Confrontés à la perspective d’éventuelles pénuries d’électricité au cours des mois d’hiver cruciaux et aux ménages et aux entreprises craignant que les factures énergétiques ne les plongent dans la pauvreté, certains États membres ont redémarré des centrales au charbon.

“Bruxelles n’a pas perdu le cap à cause de cela mais je ne sais pas si l’UE parviendra à maintenir ses ambitions dans un contexte aussi difficile où les Européens ne peuvent plus compter sur le gaz naturel de la Russie”, a déclaré Zerka.

Un autre dossier qui a été laissé de côté est celui de la migration.

Les États membres du Sud sont confrontés à l’essentiel des arrivées illégales et les projets de solidarité européenne et de quotas obligatoires avancent lentement, les pays de l’Est s’y opposant farouchement. Comme la Pologne et la Hongrie ont accueilli des millions de réfugiés ukrainiens, il est probable que leur demander de contribuer davantage à ce moment aurait été délicat.

Les projets de réforme des règles budgétaires de l’UE pour permettre aux États membres d’avoir plus de marge de manœuvre face aux crises ont également fait dérailler. Cette question a été vivement débattue pendant la crise du COVID-19, malgré le fait qu’elle allait à l’encontre des règles strictes de l’UE en matière de déficits et de ratios dette/PIB.

Mortera-Martinez dit qu’il est compréhensible que la Commission n’ait pas réussi à le réaliser.

“Personne ne s’attendait à ce que l’inflation soit aussi élevée que nous en ce moment. Donc, les outils pour y faire face ne sont pas l’expansion budgétaire pour des raisons évidentes. Donc, à cet égard, la Commission a laissé tomber la balle, mais je pense qu’elle devait le faire”, a-t-elle déclaré. a dit.

Et l’Ukraine alors ?

L’UE a répondu à la guerre de la Russie en Ukraine par une série de paquets de sanctions visant l’économie russe et sa capacité à s’approvisionner en produits technologiques clés à l’étranger.

En parallèle, il a dévoilé des programmes de soutien à l’économie en ruine de l’Ukraine et fourni une aide humanitaire. Il a également apporté un soutien politique au statut de candidat offert à l’Ukraine et à la Moldavie voisine.

Tout cela a été dirigé par l’exécutif de l’UE.

“La Commission et Ursula von der Leyen elle-même ont été l’un des principaux vainqueurs de cette guerre jusqu’à présent”, a déclaré Mortera-Martinez.

Le statut de candidat, en est un exemple. “On ne s’attendait en quelque sorte pas à ce qu’Ursula von der Leyen distribue ce questionnaire (lors de sa visite d’avril à Kyiv) et ce faisant, elle a en quelque sorte forcé le Conseil à prendre une décision sur le statut de candidature, ce qui est quelque chose qui ils ne l’auraient pas fait nécessairement ».
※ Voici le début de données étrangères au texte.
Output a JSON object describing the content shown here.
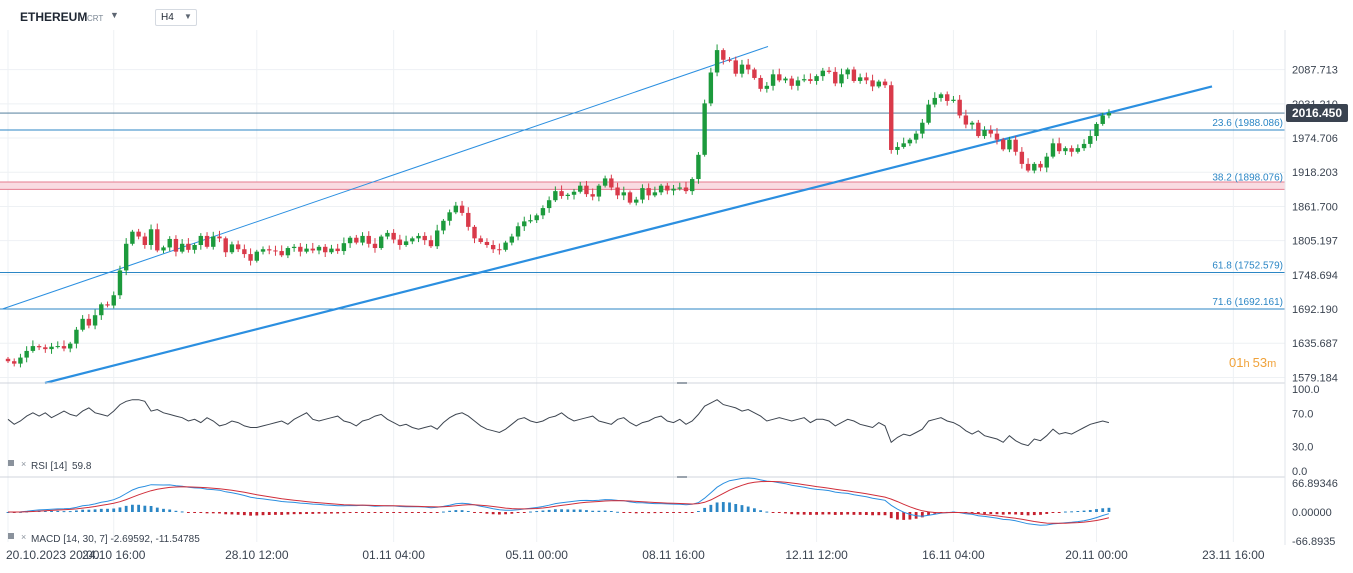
{
  "toolbar": {
    "symbol": "ETHEREUM",
    "symbol_suffix": "CRT",
    "timeframe": "H4"
  },
  "chart_data": {
    "type": "candlestick",
    "price_axis": {
      "ticks": [
        "2087.713",
        "2031.210",
        "1974.706",
        "1918.203",
        "1861.700",
        "1805.197",
        "1748.694",
        "1692.190",
        "1635.687",
        "1579.184"
      ],
      "range": [
        1570,
        2140
      ]
    },
    "time_axis": [
      "20.10.2023  20:00",
      "24.10  16:00",
      "28.10  12:00",
      "01.11  04:00",
      "05.11  00:00",
      "08.11  16:00",
      "12.11  12:00",
      "16.11  04:00",
      "20.11  00:00",
      "23.11  16:00"
    ],
    "last_price": "2016.450",
    "countdown": {
      "hours": "01",
      "h_unit": "h",
      "minutes": "53",
      "m_unit": "m"
    },
    "fib_levels": [
      {
        "label": "23.6 (1988.086)",
        "value": 1988.086
      },
      {
        "label": "38.2 (1898.076)",
        "value": 1898.076
      },
      {
        "label": "61.8 (1752.579)",
        "value": 1752.579
      },
      {
        "label": "71.6 (1692.161)",
        "value": 1692.161
      }
    ],
    "candles_close": [
      1606,
      1602,
      1612,
      1623,
      1631,
      1629,
      1626,
      1630,
      1631,
      1627,
      1635,
      1658,
      1676,
      1665,
      1682,
      1700,
      1698,
      1715,
      1756,
      1800,
      1820,
      1812,
      1798,
      1824,
      1789,
      1794,
      1808,
      1787,
      1800,
      1790,
      1798,
      1813,
      1795,
      1812,
      1809,
      1786,
      1799,
      1791,
      1783,
      1772,
      1787,
      1791,
      1789,
      1788,
      1781,
      1793,
      1795,
      1787,
      1792,
      1789,
      1795,
      1786,
      1792,
      1788,
      1801,
      1810,
      1802,
      1813,
      1800,
      1793,
      1812,
      1818,
      1807,
      1798,
      1804,
      1809,
      1813,
      1806,
      1796,
      1822,
      1838,
      1852,
      1863,
      1851,
      1828,
      1809,
      1803,
      1798,
      1791,
      1790,
      1802,
      1812,
      1829,
      1837,
      1839,
      1847,
      1859,
      1872,
      1887,
      1879,
      1881,
      1886,
      1896,
      1882,
      1878,
      1896,
      1908,
      1893,
      1880,
      1885,
      1868,
      1873,
      1892,
      1880,
      1885,
      1896,
      1888,
      1891,
      1893,
      1887,
      1907,
      1947,
      2032,
      2083,
      2120,
      2104,
      2103,
      2081,
      2096,
      2088,
      2074,
      2056,
      2061,
      2080,
      2070,
      2073,
      2061,
      2070,
      2072,
      2069,
      2077,
      2086,
      2084,
      2065,
      2080,
      2088,
      2069,
      2075,
      2070,
      2060,
      2068,
      2062,
      1955,
      1960,
      1966,
      1972,
      1982,
      2000,
      2030,
      2041,
      2047,
      2036,
      2038,
      2012,
      1997,
      2000,
      1978,
      1988,
      1982,
      1972,
      1956,
      1972,
      1952,
      1932,
      1921,
      1932,
      1926,
      1944,
      1966,
      1953,
      1958,
      1952,
      1958,
      1965,
      1978,
      1998,
      2012,
      2016
    ]
  },
  "rsi": {
    "label": "RSI [14]",
    "value": "59.8",
    "ticks": [
      "100.0",
      "70.0",
      "30.0",
      "0.0"
    ],
    "values": [
      63,
      57,
      61,
      67,
      71,
      67,
      71,
      65,
      69,
      73,
      69,
      67,
      73,
      77,
      71,
      69,
      67,
      73,
      81,
      85,
      87,
      87,
      85,
      73,
      75,
      71,
      69,
      67,
      65,
      61,
      63,
      59,
      65,
      61,
      55,
      57,
      61,
      59,
      55,
      53,
      53,
      55,
      57,
      59,
      61,
      57,
      63,
      67,
      71,
      63,
      61,
      63,
      65,
      67,
      61,
      59,
      55,
      61,
      63,
      67,
      69,
      63,
      59,
      55,
      57,
      53,
      51,
      53,
      55,
      51,
      59,
      65,
      69,
      71,
      67,
      61,
      55,
      51,
      49,
      47,
      51,
      57,
      63,
      65,
      61,
      59,
      61,
      65,
      67,
      71,
      65,
      61,
      63,
      65,
      67,
      61,
      59,
      57,
      63,
      65,
      59,
      55,
      59,
      61,
      65,
      67,
      61,
      59,
      63,
      57,
      61,
      69,
      79,
      83,
      87,
      81,
      79,
      77,
      73,
      75,
      71,
      67,
      61,
      63,
      65,
      63,
      61,
      63,
      65,
      59,
      63,
      63,
      61,
      55,
      59,
      63,
      61,
      57,
      55,
      53,
      59,
      55,
      35,
      41,
      45,
      43,
      47,
      51,
      61,
      63,
      65,
      61,
      59,
      55,
      49,
      45,
      49,
      43,
      41,
      39,
      35,
      43,
      37,
      33,
      31,
      39,
      37,
      43,
      51,
      45,
      47,
      45,
      49,
      53,
      57,
      59,
      61,
      59
    ]
  },
  "macd": {
    "label": "MACD [14, 30, 7]",
    "macd_value": "-2.69592",
    "signal_value": "-11.54785",
    "ticks": [
      "66.89346",
      "0.00000",
      "-66.8935"
    ],
    "range": [
      -66.8935,
      66.89346
    ]
  }
}
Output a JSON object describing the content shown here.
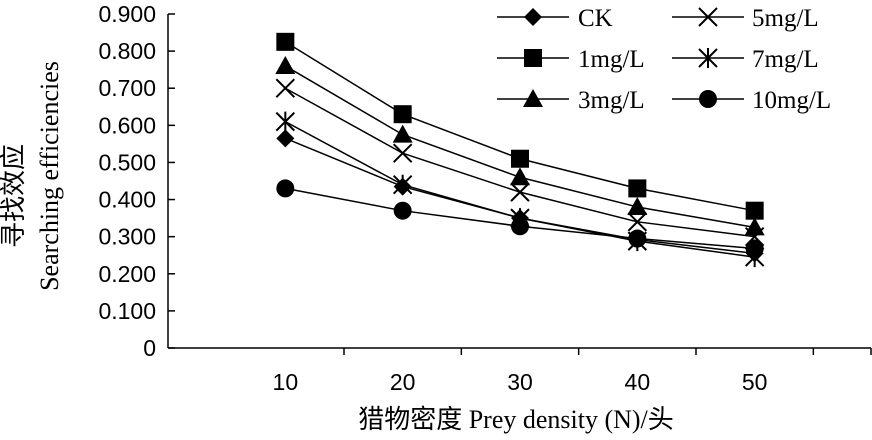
{
  "chart_data": {
    "type": "line",
    "x": [
      10,
      20,
      30,
      40,
      50
    ],
    "xlim": [
      0,
      60
    ],
    "ylim": [
      0,
      0.9
    ],
    "xticks": [
      "10",
      "20",
      "30",
      "40",
      "50"
    ],
    "yticks": [
      "0",
      "0.100",
      "0.200",
      "0.300",
      "0.400",
      "0.500",
      "0.600",
      "0.700",
      "0.800",
      "0.900"
    ],
    "xlabel": "猎物密度 Prey density (N)/头",
    "ylabel_cn": "寻找效应",
    "ylabel_en": "Searching efficiencies",
    "grid": false,
    "legend_position": "top-right",
    "series": [
      {
        "name": "CK",
        "marker": "diamond",
        "values": [
          0.565,
          0.435,
          0.35,
          0.292,
          0.255
        ]
      },
      {
        "name": "5mg/L",
        "marker": "x",
        "values": [
          0.7,
          0.525,
          0.42,
          0.34,
          0.3
        ]
      },
      {
        "name": "1mg/L",
        "marker": "square",
        "values": [
          0.825,
          0.63,
          0.51,
          0.43,
          0.37
        ]
      },
      {
        "name": "7mg/L",
        "marker": "asterisk",
        "values": [
          0.61,
          0.44,
          0.35,
          0.288,
          0.245
        ]
      },
      {
        "name": "3mg/L",
        "marker": "triangle",
        "values": [
          0.76,
          0.575,
          0.46,
          0.38,
          0.325
        ]
      },
      {
        "name": "10mg/L",
        "marker": "circle",
        "values": [
          0.43,
          0.37,
          0.328,
          0.295,
          0.268
        ]
      }
    ]
  }
}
À quoi s’attendre du discours de cette année

L’Ukraine, l’énergie et le coût de la vie figureront probablement en bonne place dans le discours du chef de la Commission, ont convenu les experts.

Les thèmes de l’élargissement de l’UE et de la Communauté politique européenne – une entité parallèle permettant aux pays tiers d’avoir des liens plus étroits avec le bloc avec ou sans voie d’adhésion – devraient également être inclus.

Cela pourrait conduire von der Leyen à renouveler son soutien à la modification du traitéa déclaré Mortera-Martinez.

Enfin, la géopolitique devrait être l’autre grand sujet. Von der Leyen a défendu une UE plus puissante sur la scène mondiale et les événements des derniers mois n’ont fait que renforcer cela.

Mais alors que l’essentiel de l’attention est porté sur les relations du bloc avec la Russie, les deux experts s’attendent à ce que la Chine soit également mentionnée.

“Je pense que le prochain défi que l’Europe va avoir est de savoir comment se découpler de la Chine. Et cela va être une préoccupation majeure”, a ajouté l’expert du CER.

“Nous dépendons depuis longtemps de la Chine pour produire des produits bon marché pour nous. Mais maintenant, je pense que c’est après ce qui s’est passé avec la Russie et la façon dont la Chine s’est également comportée” sur plusieurs problèmes, dont Taiwan, “ça va être la prochaine grande chose.”

“Je pense que cette année, avec de vrais défis sur la table, il y aura de la vraie substance et de la substance dans le discours sur l’état de l’Union”, a déclaré Zerka.